Dat zelfde gaat op voor de stelling van [appellanten] dat Santander onjuiste informatie (kort samengevat zouden zij volgens Santander een woning in Spanje in eigendom hebben (gehad) en een comfortabel leven leiden; dit betwisten zij met klem) heeft verstrekt aan de overige weigerachtige schuldeisers, welke informatie van wezenlijke invloed zou kunnen zijn geweest bij de door die schuldeisers gemaakte afwegingen om de schuldregeling te weigeren. [appellanten] hebben deze stelling niet concreet gemaakt en vaststaat dat in elk geval VGZ in haar brief van 15 juli 2016 het hof te kennen heeft gegeven dat de mogelijke aanwezigheid van onroerend goed in Spanje haar niet bekend was en (dus) geen rol heeft gespeeld bij haar besluit om niet mee te werken aan een schuldregeling.
3.7
Gelet op het zeer geringe aangeboden uitkeringspercentage en op de omstandigheid dat de weigerachtige schuldeisers bijna 70% van de totale schuldenlast vertegenwoordigen, is het hof mede in het licht van het bovenstaande met de rechtbank van oordeel dat deze schuldeisers in redelijkheid hun instemming met de schuldregeling hebben kunnen weigeren.
3.8
Het hoger beroep faalt.
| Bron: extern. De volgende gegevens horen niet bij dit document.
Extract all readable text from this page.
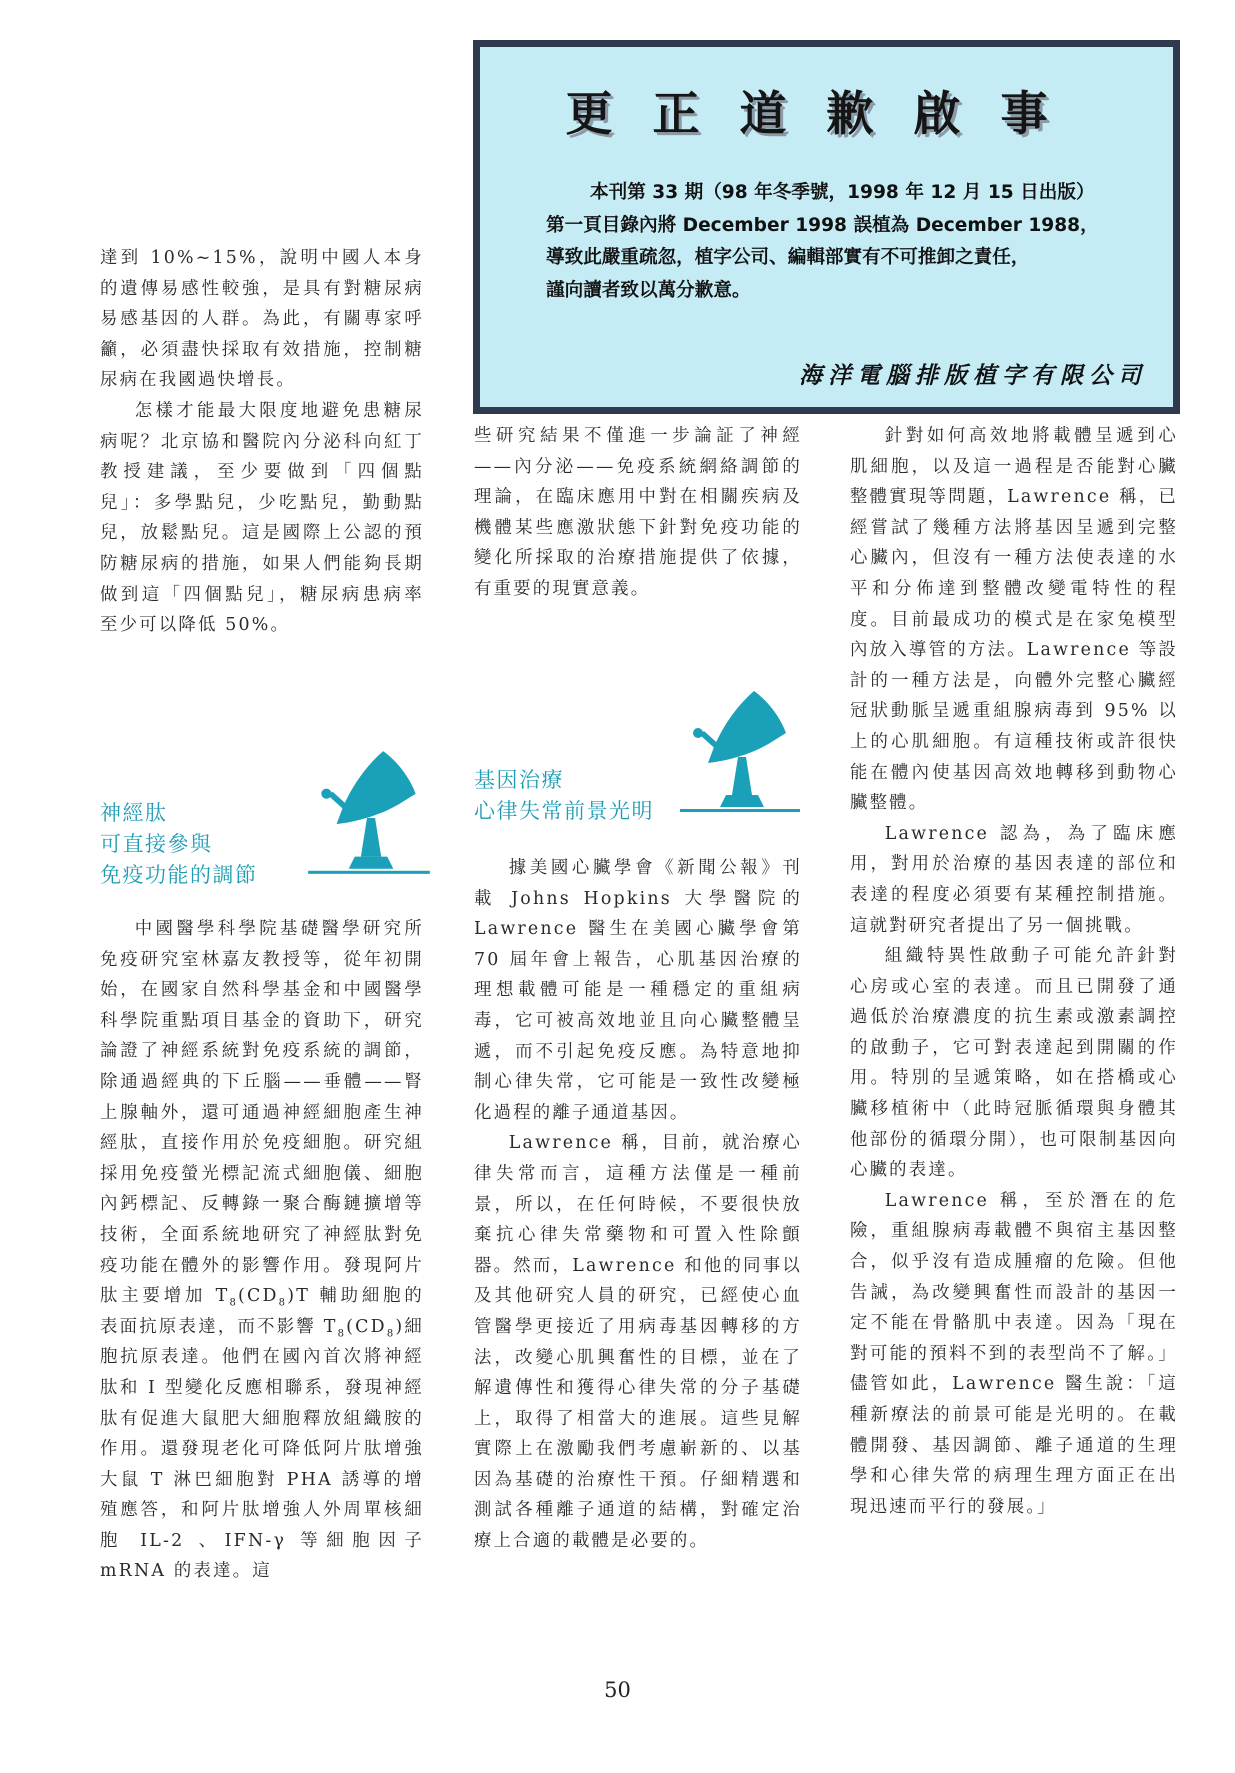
更正道歉啟事
本刊第 33 期（98 年冬季號，1998 年 12 月 15 日出版）
第一頁目錄內將 December 1998 誤植為 December 1988，
導致此嚴重疏忽，植字公司、編輯部實有不可推卸之責任，
謹向讀者致以萬分歉意。
海洋電腦排版植字有限公司

達到 10%~15%，說明中國人本身的遺傳易感性較強，是具有對糖尿病易感基因的人群。為此，有關專家呼籲，必須盡快採取有效措施，控制糖尿病在我國過快增長。

怎樣才能最大限度地避免患糖尿病呢？北京協和醫院內分泌科向紅丁教授建議，至少要做到「四個點兒」：多學點兒，少吃點兒，勤動點兒，放鬆點兒。這是國際上公認的預防糖尿病的措施，如果人們能夠長期做到這「四個點兒」，糖尿病患病率至少可以降低 50%。

神經肽
可直接參與
免疫功能的調節

中國醫學科學院基礎醫學研究所免疫研究室林嘉友教授等，從年初開始，在國家自然科學基金和中國醫學科學院重點項目基金的資助下，研究論證了神經系統對免疫系統的調節，除通過經典的下丘腦——垂體——腎上腺軸外，還可通過神經細胞產生神經肽，直接作用於免疫細胞。研究組採用免疫螢光標記流式細胞儀、細胞內鈣標記、反轉錄一聚合酶鏈擴增等技術，全面系統地研究了神經肽對免疫功能在體外的影響作用。發現阿片肽主要增加 $T_8(CD_8)T$ 輔助細胞的表面抗原表達，而不影響 $T_8(CD_8)$細胞抗原表達。他們在國內首次將神經肽和 I 型變化反應相聯系，發現神經肽有促進大鼠肥大細胞釋放組織胺的作用。還發現老化可降低阿片肽增強大鼠 T 淋巴細胞對 PHA 誘導的增殖應答，和阿片肽增強人外周單核細胞 IL-2 、IFN-γ 等細胞因子 mRNA 的表達。這

些研究結果不僅進一步論証了神經——內分泌——免疫系統網絡調節的理論，在臨床應用中對在相關疾病及機體某些應激狀態下針對免疫功能的變化所採取的治療措施提供了依據，有重要的現實意義。

基因治療
心律失常前景光明

據美國心臟學會《新聞公報》刊載 Johns Hopkins 大學醫院的 Lawrence 醫生在美國心臟學會第 70 屆年會上報告，心肌基因治療的理想載體可能是一種穩定的重組病毒，它可被高效地並且向心臟整體呈遞，而不引起免疫反應。為特意地抑制心律失常，它可能是一致性改變極化過程的離子通道基因。

Lawrence 稱，目前，就治療心律失常而言，這種方法僅是一種前景，所以，在任何時候，不要很快放棄抗心律失常藥物和可置入性除顫器。然而，Lawrence 和他的同事以及其他研究人員的研究，已經使心血管醫學更接近了用病毒基因轉移的方法，改變心肌興奮性的目標，並在了解遺傳性和獲得心律失常的分子基礎上，取得了相當大的進展。這些見解實際上在激勵我們考慮嶄新的、以基因為基礎的治療性干預。仔細精選和測試各種離子通道的結構，對確定治療上合適的載體是必要的。

針對如何高效地將載體呈遞到心肌細胞，以及這一過程是否能對心臟整體實現等問題，Lawrence 稱，已經嘗試了幾種方法將基因呈遞到完整心臟內，但沒有一種方法使表達的水平和分佈達到整體改變電特性的程度。目前最成功的模式是在家兔模型內放入導管的方法。Lawrence 等設計的一種方法是，向體外完整心臟經冠狀動脈呈遞重組腺病毒到 95% 以上的心肌細胞。有這種技術或許很快能在體內使基因高效地轉移到動物心臟整體。

Lawrence 認為，為了臨床應用，對用於治療的基因表達的部位和表達的程度必須要有某種控制措施。這就對研究者提出了另一個挑戰。

組織特異性啟動子可能允許針對心房或心室的表達。而且已開發了通過低於治療濃度的抗生素或激素調控的啟動子，它可對表達起到開關的作用。特別的呈遞策略，如在搭橋或心臟移植術中（此時冠脈循環與身體其他部份的循環分開），也可限制基因向心臟的表達。

Lawrence 稱，至於潛在的危險，重組腺病毒載體不與宿主基因整合，似乎沒有造成腫瘤的危險。但他告誡，為改變興奮性而設計的基因一定不能在骨骼肌中表達。因為「現在對可能的預料不到的表型尚不了解。」儘管如此，Lawrence 醫生說：「這種新療法的前景可能是光明的。在載體開發、基因調節、離子通道的生理學和心律失常的病理生理方面正在出現迅速而平行的發展。」

50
Het vonnis waarvan beroep zal worden bekrachtigd.

4.De beslissing

Het hof, recht doende in hoger beroep:
bekrachtigt het vonnis van de rechtbank Gelderland, zittingsplaats Zutphen, van 10 juni 2016.
Dit arrest is gewezen door mrs. H. Wammes, L.M. Croes en D. Stoutjesdijk, en is bij afwezigheid van de voorzitter ondertekend door de oudste raadsheer en op 12 september 2016 in het openbaar uitgesproken in tegenwoordigheid van de griffier.